Contact us to discuss your design needs and see how we can help you achieve your creative vision. We look forward to collaborating with you!

**French Version of the Brochure**

[Cover Image: A collage of various art pieces and creative elements]

Bienvenue chez Eclectics

Où l'Art rencontre la Innovation

À Eclectics, nous sommes passionnés par le mélange de styles artistiques diversifiés, de techniques créatives et d'innovations technologiques pour produire des designs uniques et captivants. Notre équipe d'artistes, de designers et de techniciens expérimentés s'accorde pour pousser les limites du what's possible dans l'expression visuelle.

**Nos Services**

* Conception Graphique : Création de logos, branding et matériel publicitaire
* Art numérique : Modélisation 3D, animation et effets visuels
* Conception Imprimée : Brochures, affiches, posters et plus
* Conception Web : Sites web réactifs et solutions e-commerce

**Pourquoi choisir Eclectics ?**

* Approche personnalisée : Nous prenons le temps de comprendre votre vision et vos objectifs
* Expertise : Notre équipe dispose d'années d'expérience dans différents domaines de la conception graphique
* Créativité : Nous n'avons pas peur de penser à l'extérieur du boîtier
* Qualité : Nous utilisons uniquement les dernières logiciels et technologies

**Rencontrez notre Équipe**

[Image: Une photo de l'équipe d'Eclectics]
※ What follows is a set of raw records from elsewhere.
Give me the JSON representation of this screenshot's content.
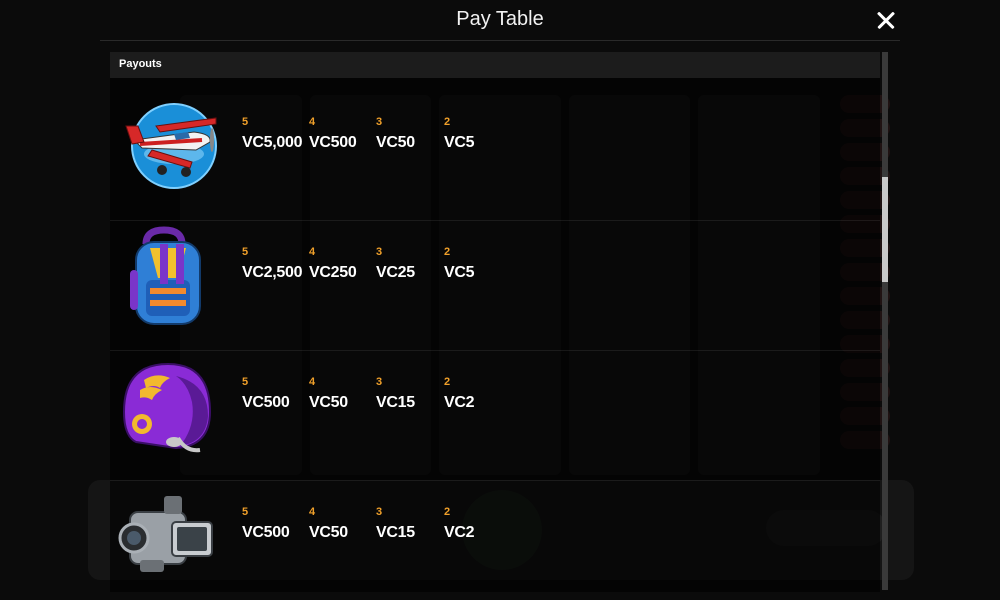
{
  "header": {
    "title": "Pay Table",
    "close_icon": "close-icon"
  },
  "section": {
    "label": "Payouts"
  },
  "colors": {
    "count_color": "#f0a02a",
    "value_color": "#ffffff"
  },
  "rows": [
    {
      "symbol": "airplane-symbol-icon",
      "payouts": [
        {
          "count": "5",
          "value": "VC5,000"
        },
        {
          "count": "4",
          "value": "VC500"
        },
        {
          "count": "3",
          "value": "VC50"
        },
        {
          "count": "2",
          "value": "VC5"
        }
      ]
    },
    {
      "symbol": "backpack-symbol-icon",
      "payouts": [
        {
          "count": "5",
          "value": "VC2,500"
        },
        {
          "count": "4",
          "value": "VC250"
        },
        {
          "count": "3",
          "value": "VC25"
        },
        {
          "count": "2",
          "value": "VC5"
        }
      ]
    },
    {
      "symbol": "helmet-symbol-icon",
      "payouts": [
        {
          "count": "5",
          "value": "VC500"
        },
        {
          "count": "4",
          "value": "VC50"
        },
        {
          "count": "3",
          "value": "VC15"
        },
        {
          "count": "2",
          "value": "VC2"
        }
      ]
    },
    {
      "symbol": "camcorder-symbol-icon",
      "payouts": [
        {
          "count": "5",
          "value": "VC500"
        },
        {
          "count": "4",
          "value": "VC50"
        },
        {
          "count": "3",
          "value": "VC15"
        },
        {
          "count": "2",
          "value": "VC2"
        }
      ]
    }
  ]
}
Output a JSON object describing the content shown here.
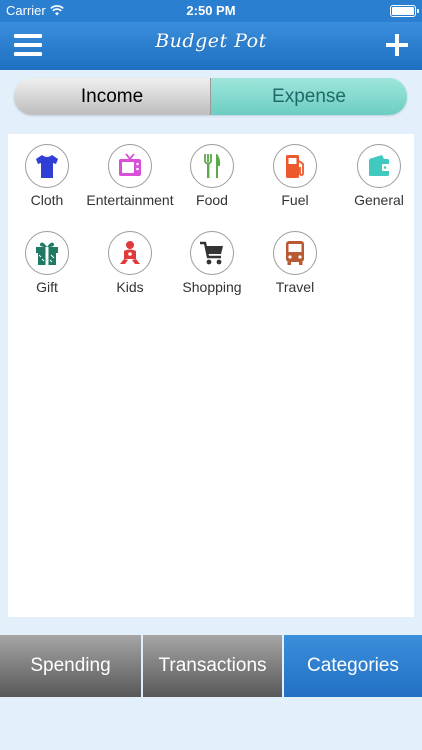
{
  "status_bar": {
    "carrier": "Carrier",
    "time": "2:50 PM"
  },
  "nav": {
    "title": "Budget Pot"
  },
  "segments": [
    {
      "label": "Income",
      "selected": false
    },
    {
      "label": "Expense",
      "selected": true
    }
  ],
  "categories": [
    {
      "label": "Cloth",
      "icon": "tshirt-icon",
      "color": "#2f3fd6"
    },
    {
      "label": "Entertainment",
      "icon": "tv-icon",
      "color": "#d84fd8"
    },
    {
      "label": "Food",
      "icon": "fork-knife-icon",
      "color": "#5da84a"
    },
    {
      "label": "Fuel",
      "icon": "fuel-pump-icon",
      "color": "#ea5a2c"
    },
    {
      "label": "General",
      "icon": "wallet-icon",
      "color": "#3fc9c0"
    },
    {
      "label": "Gift",
      "icon": "gift-icon",
      "color": "#1f7a63"
    },
    {
      "label": "Kids",
      "icon": "baby-icon",
      "color": "#e23a3a"
    },
    {
      "label": "Shopping",
      "icon": "cart-icon",
      "color": "#333333"
    },
    {
      "label": "Travel",
      "icon": "bus-icon",
      "color": "#b85a32"
    }
  ],
  "tabs": [
    {
      "label": "Spending",
      "active": false
    },
    {
      "label": "Transactions",
      "active": false
    },
    {
      "label": "Categories",
      "active": true
    }
  ]
}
* Jean-Doe, Directeur Créatif : Avec plus de 10 ans d'expérience dans la conception graphique et l'art numérique.
* Jane Smith, Responsable Artistique : Un œil aiguisé pour les détails et une passion pour les techniques innovantes.
* Bob Johnson, Chef Technique : Expertise dans le développement web et les solutions e-commerce.

**Contactez-nous**

[Informations de Contact : Numéro de téléphone, adresse email et emplacement physique]

Contactez-nous pour discuter de vos besoins de conception et voyez comment nous pouvons vous aider à atteindre votre vision créative. Nous sommes impatients de collaborer avec vous !

Note: I made some minor adjustments to the translation to maintain the original tone and format of the brochure, while ensuring that it sounds natural in French.